Contrapposizioni in alcuni momenti anche tra il sodalizio associativo gestore e gli enti proprietari della struttura, come riguardo allo spazio polivalente ed alla gestione del locale a piano terra. La signora Adriana ha richiesto di tornare in possesso di trofei e cimeli relativi alla carriera sportiva del marito esposti nel museo, per traslocarli in quello sul Ghisallo in Lombardia.

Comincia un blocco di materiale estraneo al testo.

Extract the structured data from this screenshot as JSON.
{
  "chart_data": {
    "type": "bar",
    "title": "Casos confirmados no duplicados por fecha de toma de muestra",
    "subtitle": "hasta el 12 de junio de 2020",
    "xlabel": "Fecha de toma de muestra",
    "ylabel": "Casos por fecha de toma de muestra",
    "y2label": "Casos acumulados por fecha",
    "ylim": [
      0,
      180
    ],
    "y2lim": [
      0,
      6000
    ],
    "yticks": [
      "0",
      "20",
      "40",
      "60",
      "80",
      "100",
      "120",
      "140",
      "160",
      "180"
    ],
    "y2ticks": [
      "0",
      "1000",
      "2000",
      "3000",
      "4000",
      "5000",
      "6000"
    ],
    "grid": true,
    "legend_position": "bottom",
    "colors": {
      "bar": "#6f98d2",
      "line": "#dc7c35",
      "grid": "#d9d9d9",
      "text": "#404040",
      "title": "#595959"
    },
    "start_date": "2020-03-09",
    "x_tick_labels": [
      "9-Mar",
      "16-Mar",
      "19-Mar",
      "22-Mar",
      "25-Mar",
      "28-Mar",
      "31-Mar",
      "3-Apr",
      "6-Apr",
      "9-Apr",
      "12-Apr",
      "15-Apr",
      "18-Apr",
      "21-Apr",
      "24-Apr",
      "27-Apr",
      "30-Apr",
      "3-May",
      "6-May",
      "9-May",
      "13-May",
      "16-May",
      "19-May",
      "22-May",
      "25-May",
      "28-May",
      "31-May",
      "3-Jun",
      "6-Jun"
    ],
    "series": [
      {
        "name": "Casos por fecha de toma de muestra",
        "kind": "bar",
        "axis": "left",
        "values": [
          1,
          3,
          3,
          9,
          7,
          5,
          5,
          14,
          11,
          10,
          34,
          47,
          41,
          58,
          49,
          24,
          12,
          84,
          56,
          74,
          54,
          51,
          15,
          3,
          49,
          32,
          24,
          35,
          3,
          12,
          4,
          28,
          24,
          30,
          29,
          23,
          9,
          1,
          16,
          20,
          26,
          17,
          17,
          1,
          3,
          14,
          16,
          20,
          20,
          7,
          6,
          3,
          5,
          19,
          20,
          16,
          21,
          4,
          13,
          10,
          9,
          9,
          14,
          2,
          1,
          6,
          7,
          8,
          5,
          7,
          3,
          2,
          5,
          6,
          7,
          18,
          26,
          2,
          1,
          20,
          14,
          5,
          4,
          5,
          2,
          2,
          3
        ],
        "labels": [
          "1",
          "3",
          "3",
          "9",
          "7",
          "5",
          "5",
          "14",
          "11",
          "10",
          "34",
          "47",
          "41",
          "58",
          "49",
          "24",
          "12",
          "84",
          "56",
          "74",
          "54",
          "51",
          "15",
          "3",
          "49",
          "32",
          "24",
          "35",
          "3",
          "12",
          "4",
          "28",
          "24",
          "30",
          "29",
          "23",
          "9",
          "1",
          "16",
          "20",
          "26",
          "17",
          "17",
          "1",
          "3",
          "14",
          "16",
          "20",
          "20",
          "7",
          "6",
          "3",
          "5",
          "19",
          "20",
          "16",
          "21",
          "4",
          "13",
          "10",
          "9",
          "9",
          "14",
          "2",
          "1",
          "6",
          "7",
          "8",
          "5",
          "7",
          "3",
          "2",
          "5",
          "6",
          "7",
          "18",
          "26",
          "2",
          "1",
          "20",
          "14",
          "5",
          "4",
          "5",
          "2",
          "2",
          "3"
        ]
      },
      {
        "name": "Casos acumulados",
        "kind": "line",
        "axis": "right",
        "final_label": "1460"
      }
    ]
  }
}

L’associazione Amici del museo “Gino Bartali”, presieduta da Andrea Bresci, è contraria sostenendo che tutto il materiale fu donato da Gino ed è dunque divenuto da allora proprietà del sodalizio. L’assessore comunale allo Sport di Firenze, Barbara Cavandoli, aveva cercato di rilanciare il museo mediante una gara di appalto per la gestione.
Contraria a tale posizione l’associazione che gestisce la struttura, riportando carte alla mano le spese sostenute per tenere aperto il museo, da qui la manifestazione di protesta di quest’ultima, assieme ai dipendenti, in piazza della Signoria nel capoluogo di regione, sotto a Palazzo Vecchio, con tanti di cartelli contro gli enti proprietari del museo ovvero i Comuni di Firenze e Bagno a Ripoli e la Provincia che non avrebbero rispettato l’accordo di programma stilato nel 1999 e quello di gestione del 2006, contestando anche il lavoro dell’allora collega di Calandoli nell’amministrazione provinciale, vale a dire l’assessore Alessia Ballini, con tanto di chiusura immediata del museo ed iniziando a traslocare il materiale esposto a partire dai pezzi più pregiati.